By James Pomfret and Donny Kwok
Hong Kong (Reuters) – The website of U.K.-based human rights group Hong Kong Watch could not be accessed through some networks in the Chinese-ruled city, stoking concerns of internet censorship in the global financial hub, the organisation said.
Hong Kong Watch chief executive Benedict Rogers said he was worried the issue could be part of a crackdown under the city’s national security law, which empowers the police to request service providers “delete” information or “provide assistance” on national security cases.
Beijing imposed the sweeping security law on Hong Kong in 2020 that punishes what authorities broadly define as subversion, secession, collusion with foreign forces and terrorism with up to life in jail.

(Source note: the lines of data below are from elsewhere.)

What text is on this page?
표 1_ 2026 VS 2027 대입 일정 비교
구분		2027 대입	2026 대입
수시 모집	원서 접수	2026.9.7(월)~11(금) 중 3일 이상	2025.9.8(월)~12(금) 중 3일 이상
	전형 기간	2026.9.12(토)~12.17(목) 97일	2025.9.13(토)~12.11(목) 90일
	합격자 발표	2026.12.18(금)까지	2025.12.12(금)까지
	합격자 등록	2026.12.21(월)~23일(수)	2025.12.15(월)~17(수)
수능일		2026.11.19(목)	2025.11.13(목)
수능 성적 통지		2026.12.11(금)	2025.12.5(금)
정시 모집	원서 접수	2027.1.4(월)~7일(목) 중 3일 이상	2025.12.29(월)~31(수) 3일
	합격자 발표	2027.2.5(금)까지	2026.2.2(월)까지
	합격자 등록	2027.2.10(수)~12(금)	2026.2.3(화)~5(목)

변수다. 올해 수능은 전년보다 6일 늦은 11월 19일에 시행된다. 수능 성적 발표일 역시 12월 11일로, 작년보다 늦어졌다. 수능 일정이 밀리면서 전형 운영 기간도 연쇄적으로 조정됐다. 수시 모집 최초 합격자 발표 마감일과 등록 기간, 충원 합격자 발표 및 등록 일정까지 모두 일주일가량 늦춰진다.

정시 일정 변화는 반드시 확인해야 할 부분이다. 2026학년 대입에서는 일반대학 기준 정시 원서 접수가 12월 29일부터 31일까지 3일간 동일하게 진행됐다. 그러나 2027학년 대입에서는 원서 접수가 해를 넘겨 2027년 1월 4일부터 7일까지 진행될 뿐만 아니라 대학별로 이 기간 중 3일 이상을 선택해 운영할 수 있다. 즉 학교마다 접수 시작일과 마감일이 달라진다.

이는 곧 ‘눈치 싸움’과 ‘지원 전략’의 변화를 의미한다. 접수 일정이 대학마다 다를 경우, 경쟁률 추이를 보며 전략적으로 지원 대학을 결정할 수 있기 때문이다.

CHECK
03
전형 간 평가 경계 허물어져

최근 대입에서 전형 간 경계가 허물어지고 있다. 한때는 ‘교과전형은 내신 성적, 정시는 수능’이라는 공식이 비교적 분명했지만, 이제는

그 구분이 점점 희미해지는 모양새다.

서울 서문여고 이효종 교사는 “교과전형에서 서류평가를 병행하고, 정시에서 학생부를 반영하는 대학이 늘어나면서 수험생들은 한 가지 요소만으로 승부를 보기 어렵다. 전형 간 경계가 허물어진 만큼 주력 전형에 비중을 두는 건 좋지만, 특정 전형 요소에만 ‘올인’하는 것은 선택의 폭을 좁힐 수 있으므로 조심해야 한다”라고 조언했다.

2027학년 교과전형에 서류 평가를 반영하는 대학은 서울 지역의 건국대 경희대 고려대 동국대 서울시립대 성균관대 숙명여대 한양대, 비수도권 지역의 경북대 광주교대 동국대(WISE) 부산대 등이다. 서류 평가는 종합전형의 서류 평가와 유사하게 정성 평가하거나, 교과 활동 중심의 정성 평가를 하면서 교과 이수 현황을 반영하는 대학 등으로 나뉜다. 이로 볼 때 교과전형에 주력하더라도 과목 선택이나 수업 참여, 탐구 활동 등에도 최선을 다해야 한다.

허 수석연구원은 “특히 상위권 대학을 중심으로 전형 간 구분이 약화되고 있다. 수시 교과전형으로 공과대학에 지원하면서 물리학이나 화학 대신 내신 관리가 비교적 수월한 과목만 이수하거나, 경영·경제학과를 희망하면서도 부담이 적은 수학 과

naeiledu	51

“If this is not just a technical malfunction, and Hong Kongers will no longer be able to access our website because of the national security law, then this is a serious blow to internet freedom,” Rogers said in a statement late on Monday.
The Hong Kong police did not immediately respond to a request for comment.
Several attempts by Reuters journalists in Hong Kong to access the website were unsuccessful, without the use of a virtual private network.
Internet service providers PCCW, HKBN and China Mobile (HK)did not respond to requests for comment. Hong Kong Watch said in a statement its website could not be accessed on those three networks, among others.
Article 9 of the national security law states that the Hong Kong government shall take necessary measures to strengthen regulation of the internet “over matters concerning national security”. It also states that freedom of speech “shall be protected in accordance with the law.”
Last year, a website commemorating the killings of protesters in and around Beijing’s Tiananmen Square in 1989 also became inaccessible in Hong Kong. An attempt by Reuters in Hong Kong to access that site on Tuesday was unsuccessful.
Hong Kong’s police said in a comment to Reuters at the time that they wouldn’t comment on individual cases, but said they could require service providers to take “prohibiting actions” against electronic messages posted on electronic platforms that might endanger national security, citing article 43 of the law.
The police didn’t specify at the time what content they deemed potentially illegal.
While the internet in mainland China is heavily censored and access to foreign social media platforms and news sites is blocked, Hong Kong residents were promised greater freedoms under the “one country, two systems” framework agreed when the former British colony returned to Chinese rule in 1997.